Simple Way to Prepare Speedy Filipino Chicken Adobo with White Rice
by Bernice Farmer
Filipino Chicken Adobo with White Rice
Hello everybody, I hope you’re having an incredible day today. Today, I will show you a way to make a special dish, filipino chicken adobo with white rice. One of my favorites food recipes. This time, I am going to make it a bit unique. This is gonna smell and look delicious.
Filipino Chicken Adobo with White Rice is one of the most favored of current trending meals on earth. It is easy, it’s quick, it tastes delicious. It is appreciated by millions every day. They are nice and they look wonderful. Filipino Chicken Adobo with White Rice is something that I’ve loved my entire life.
To begin with this particular recipe, we must prepare a few ingredients.

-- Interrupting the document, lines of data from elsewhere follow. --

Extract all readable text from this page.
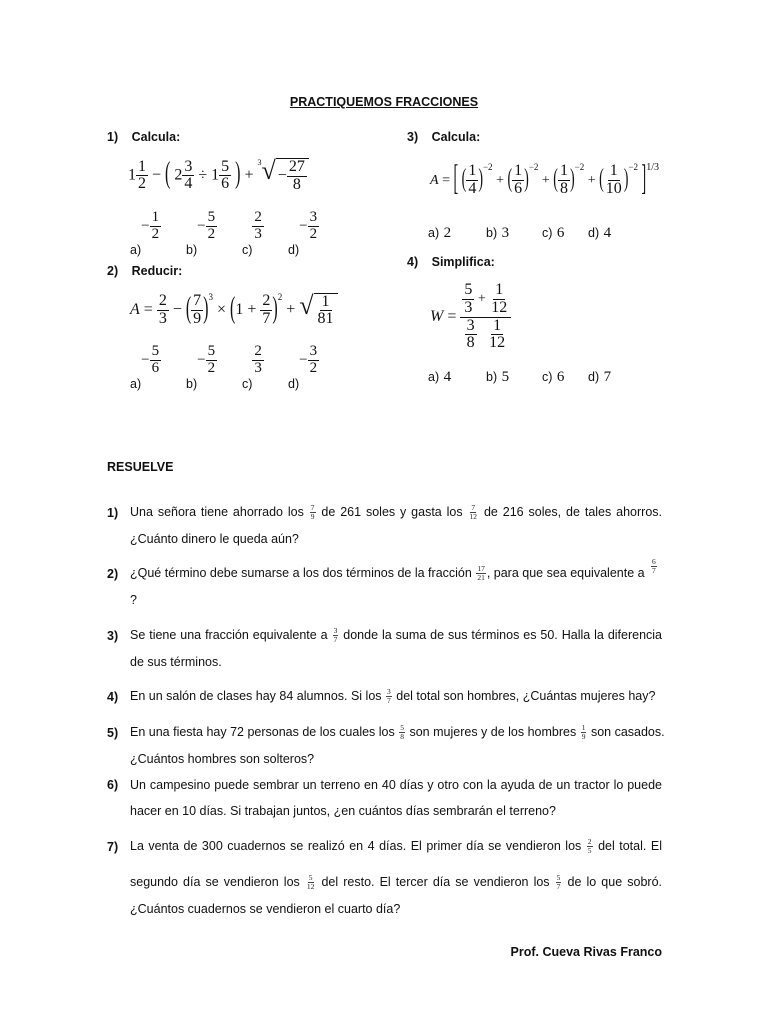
PRACTIQUEMOS FRACCIONES
1) Calcula:
$1 \frac{1}{2}$ − ( $2 \frac{3}{4} \div 1 \frac{5}{6}$ ) +
3 √ − $\frac{27}{8}$
$_{a)}- \frac{1}{2}$
$_{b)}- \frac{5}{2}$
$_{c)}$
$\frac{2}{3}$
$_{d)}- \frac{3}{2}$
2) Reducir:
$A = \frac{2}{3}$ − ( $\frac{7}{9} )^3 \times (1 + \frac{2}{7} )^2$ + √ $\frac{1}{81}$
$_{a)}- \frac{5}{6}$
$_{b)}- \frac{5}{2}$
$_{c)}$
$\frac{2}{3}$
$_{d)}- \frac{3}{2}$
3) Calcula:
A = [ ( $\frac{1}{4} )^{-2}$ + ( $\frac{1}{6} )^{-2}$ + ( $\frac{1}{8} )^{-2}$ + ( $\frac{1}{10} )^{-2}$ ]$^{1/3}$
a) 2	b) 3	c) 6 d) 4
4) Simplifica:
$W = \frac{5}{3} + \frac{1}{12}$
$\frac{3}{8}$
$\frac{1}{12}$
a) 4	b) 5	c) 6 d) 7
RESUELVE
1) Una señora tiene ahorrado los $\frac{7}{9}$ de 261 soles y gasta los $\frac{7}{12}$ de 216 soles, de tales ahorros.
¿Cuánto dinero le queda aún?
2) ¿Qué término debe sumarse a los dos términos de la fracción $\frac{17}{21}$ , para que sea equivalente a $\frac{6}{7}$
?
3) Se tiene una fracción equivalente a $\frac{3}{7}$ donde la suma de sus términos es 50. Halla la diferencia
de sus términos.
4) En un salón de clases hay 84 alumnos. Si los $\frac{3}{7}$ del total son hombres, ¿Cuántas mujeres hay?
5) En una fiesta hay 72 personas de los cuales los $\frac{5}{8}$ son mujeres y de los hombres $\frac{1}{9}$ son casados.
¿Cuántos hombres son solteros?
6) Un campesino puede sembrar un terreno en 40 días y otro con la ayuda de un tractor lo puede
hacer en 10 días. Si trabajan juntos, ¿en cuántos días sembrarán el terreno?
7) La venta de 300 cuadernos se realizó en 4 días. El primer día se vendieron los $\frac{2}{5}$ del total. El
segundo día se vendieron los $\frac{5}{12}$ del resto. El tercer día se vendieron los $\frac{5}{7}$ de lo que sobró.
¿Cuántos cuadernos se vendieron el cuarto día?
Prof. Cueva Rivas Franco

You can have filipino chicken adobo with white rice using 15 ingredients and 8 steps. Here is how you cook that.
The ingredients needed to make Filipino Chicken Adobo with White Rice:
Make ready Chicken and marinade
Get boneless skinless chicken thighs
Take garlic cloves
Prepare soy sauce
Take + 2 tbs white vinegar
Make ready bay leaves
Prepare For cooking
Prepare Canola oil
Make ready garlic cloves, minced
Get small onion diced
Make ready water
Take brown sugar
Prepare whole black pepper
Take Toppings
Make ready green onions, sliced
Steps to make Filipino Chicken Adobo with White Rice:
Combine Chicken and Marinade ingredients in a bowl. Marinate for at least 20 minutes, or up to overnight2 green onion, sliced
Heat 1 tbsp oil in a skillet over high heat. Remove chicken from marinade (reserve marinade) and place in the pan. Sear both sides until browned – about 1 minute on each side. Do not cook the chicken all the way through.
Remove chicken skillet and set aside.
Heat the remaining oil in skillet. Add garlic and onion, cook 1 1/2 minutes.
Add the reserved marinade, water, sugar and black pepper. Bring it to a simmer then turn heat down to medium high. Simmer 5 minutes.
Add chicken smooth side down. Simmer uncovered for 20 to 25 minutes (no need to stir), turning chicken at around 15 minutes, until the sauce reduces down to a thick jam-like syrup.
If the sauce isn't thick enough, remove chicken onto a plate and let the sauce simmer by itself - it will thicken much quicker - then return chicken to the skillet to coat in the glaze.
Coat chicken in glaze then serve over rice.